Data lineage is indispensable to data governance, compliance, cloud migration, and overall data-driven decision making. Though quite a few vendors claim to offer data lineage solutions, not all data lineages are created equal. In fact, some of these so-called data lineage solutions are so inadequate that they become more misleading than useful. Then, how can an organization determine whether a data lineage offering is effective?
You Can’t Link What You Can’t See
The prerequisite to data lineage is the ability to ingest all types of metadata (business, technical, operational, and social) from a wide range of technology sources. Can you handle PL1, JCL, and COBOL in the mainframe? Can the data lineage tool parse scripts of ETL jobs written in Perl? Does it support NOSQL databases such as MongoDB? Can it scan Python or Java code automatically? How much coverage does it have for the SAP environment?

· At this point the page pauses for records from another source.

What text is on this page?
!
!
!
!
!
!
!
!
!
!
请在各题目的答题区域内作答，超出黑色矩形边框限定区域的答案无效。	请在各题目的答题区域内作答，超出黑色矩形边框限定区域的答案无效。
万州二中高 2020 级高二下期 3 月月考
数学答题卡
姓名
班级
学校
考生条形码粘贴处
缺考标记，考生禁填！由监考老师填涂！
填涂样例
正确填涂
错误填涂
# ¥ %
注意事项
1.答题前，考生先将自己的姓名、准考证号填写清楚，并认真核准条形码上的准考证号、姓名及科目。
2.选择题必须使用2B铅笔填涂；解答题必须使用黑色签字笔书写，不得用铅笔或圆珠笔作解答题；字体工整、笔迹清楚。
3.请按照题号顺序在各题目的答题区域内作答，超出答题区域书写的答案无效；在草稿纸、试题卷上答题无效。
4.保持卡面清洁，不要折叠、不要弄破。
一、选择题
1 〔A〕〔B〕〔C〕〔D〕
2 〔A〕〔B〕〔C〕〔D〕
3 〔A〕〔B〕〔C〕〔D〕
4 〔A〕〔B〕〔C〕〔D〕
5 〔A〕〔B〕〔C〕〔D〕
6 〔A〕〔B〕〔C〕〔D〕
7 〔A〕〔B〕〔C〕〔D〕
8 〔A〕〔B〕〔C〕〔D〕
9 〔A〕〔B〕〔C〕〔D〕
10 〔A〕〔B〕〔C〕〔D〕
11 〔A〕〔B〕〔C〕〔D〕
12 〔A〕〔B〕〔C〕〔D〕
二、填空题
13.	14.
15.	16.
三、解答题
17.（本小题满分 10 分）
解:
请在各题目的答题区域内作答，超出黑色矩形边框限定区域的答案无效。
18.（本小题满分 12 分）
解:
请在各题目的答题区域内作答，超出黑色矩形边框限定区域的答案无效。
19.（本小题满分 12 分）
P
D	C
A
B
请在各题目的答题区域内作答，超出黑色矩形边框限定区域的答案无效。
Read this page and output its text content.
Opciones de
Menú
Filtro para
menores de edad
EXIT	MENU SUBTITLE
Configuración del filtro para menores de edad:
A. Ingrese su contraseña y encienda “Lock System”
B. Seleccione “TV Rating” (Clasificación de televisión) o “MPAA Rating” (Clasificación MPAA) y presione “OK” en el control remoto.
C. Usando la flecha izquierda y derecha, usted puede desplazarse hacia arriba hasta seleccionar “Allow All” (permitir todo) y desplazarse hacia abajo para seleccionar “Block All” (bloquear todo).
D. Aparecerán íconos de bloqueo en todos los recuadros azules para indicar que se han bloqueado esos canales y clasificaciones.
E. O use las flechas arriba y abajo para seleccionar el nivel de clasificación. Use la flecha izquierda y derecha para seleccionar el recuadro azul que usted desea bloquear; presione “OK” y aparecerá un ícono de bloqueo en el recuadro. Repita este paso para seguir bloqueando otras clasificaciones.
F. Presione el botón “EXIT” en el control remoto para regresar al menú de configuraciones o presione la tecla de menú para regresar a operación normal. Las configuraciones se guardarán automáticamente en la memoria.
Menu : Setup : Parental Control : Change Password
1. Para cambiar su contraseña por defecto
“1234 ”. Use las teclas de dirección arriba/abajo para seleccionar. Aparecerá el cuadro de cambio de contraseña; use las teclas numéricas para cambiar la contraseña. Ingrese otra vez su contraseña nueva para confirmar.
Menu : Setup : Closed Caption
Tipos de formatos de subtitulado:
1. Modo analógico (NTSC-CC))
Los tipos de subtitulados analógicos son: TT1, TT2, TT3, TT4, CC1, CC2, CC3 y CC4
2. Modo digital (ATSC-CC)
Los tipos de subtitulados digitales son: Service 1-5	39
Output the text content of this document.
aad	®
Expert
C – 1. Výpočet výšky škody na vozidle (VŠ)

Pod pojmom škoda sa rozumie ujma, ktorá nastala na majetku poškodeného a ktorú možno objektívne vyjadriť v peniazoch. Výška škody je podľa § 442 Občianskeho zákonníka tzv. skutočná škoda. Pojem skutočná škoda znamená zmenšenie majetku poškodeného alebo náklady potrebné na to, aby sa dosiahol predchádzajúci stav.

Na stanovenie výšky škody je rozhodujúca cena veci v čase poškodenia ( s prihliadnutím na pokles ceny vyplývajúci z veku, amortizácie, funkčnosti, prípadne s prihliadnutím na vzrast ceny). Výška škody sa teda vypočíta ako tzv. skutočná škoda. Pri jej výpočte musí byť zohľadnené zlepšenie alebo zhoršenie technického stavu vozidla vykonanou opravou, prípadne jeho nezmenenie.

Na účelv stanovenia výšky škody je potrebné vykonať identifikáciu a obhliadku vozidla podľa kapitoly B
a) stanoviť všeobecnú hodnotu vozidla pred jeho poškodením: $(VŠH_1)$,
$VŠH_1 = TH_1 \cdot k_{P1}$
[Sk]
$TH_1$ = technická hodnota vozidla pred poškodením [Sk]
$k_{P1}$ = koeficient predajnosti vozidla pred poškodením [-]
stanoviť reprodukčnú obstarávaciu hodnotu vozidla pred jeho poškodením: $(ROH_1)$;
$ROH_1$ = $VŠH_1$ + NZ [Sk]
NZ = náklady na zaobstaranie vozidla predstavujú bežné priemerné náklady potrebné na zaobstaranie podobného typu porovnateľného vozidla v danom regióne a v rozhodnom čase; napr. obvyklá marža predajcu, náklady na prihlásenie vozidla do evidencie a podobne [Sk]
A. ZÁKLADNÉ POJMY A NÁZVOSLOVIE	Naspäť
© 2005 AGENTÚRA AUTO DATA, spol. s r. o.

If the answer is no, not really, or not much, then this tool is insufficient, to say the least, and end-to-end traceability is only a pipedream. You can’t visualize what is unknown and link what you can’t see. It is as simple as that.
Lineage Is Not an Orphan
When data lineage is positioned as a standalone product, organizations should see a warning sign. That is because it means that extra work, often by expensive consultants, is needed to integrate it with the rest of the data governance regime.
An effective data lineage solution should be natively integrated with other capabilities such as data catalog, active metadata, impact analysis, and metadata analytics in a data fabric. Only in this way, can data lineage become truly effective and can enterprises achieve the lowest total cost of ownership.
The Layer Cake Is Delicious
Another key characteristic of an effective data lineage solution is the capability of offering different perspectives for different personas. While a CDO or CFO may want to look at a high level view, a business manager is interested only in the Line of Business information, a data analyst or data engineer tends to need to see more details.
A comprehensive data lineage should offer options of all these layers, from an entity, LOB, organization, domain, application to system and all details, thus granting users the convenience to get what they need right away.
Data Lineage Reimagined
Orion Governance’s Enterprise Information Intelligence Graph (EIIG) offers the industry-leading data lineage in a self-defined fabric. EIIG automatically scans metadata from 70+ technology sources including the mainframe, AS400, SAP, NOSQL, Java, Scala, and Python. It then stitches it into a knowledge graph and at the same time establishes data lineage and builds a data catalog.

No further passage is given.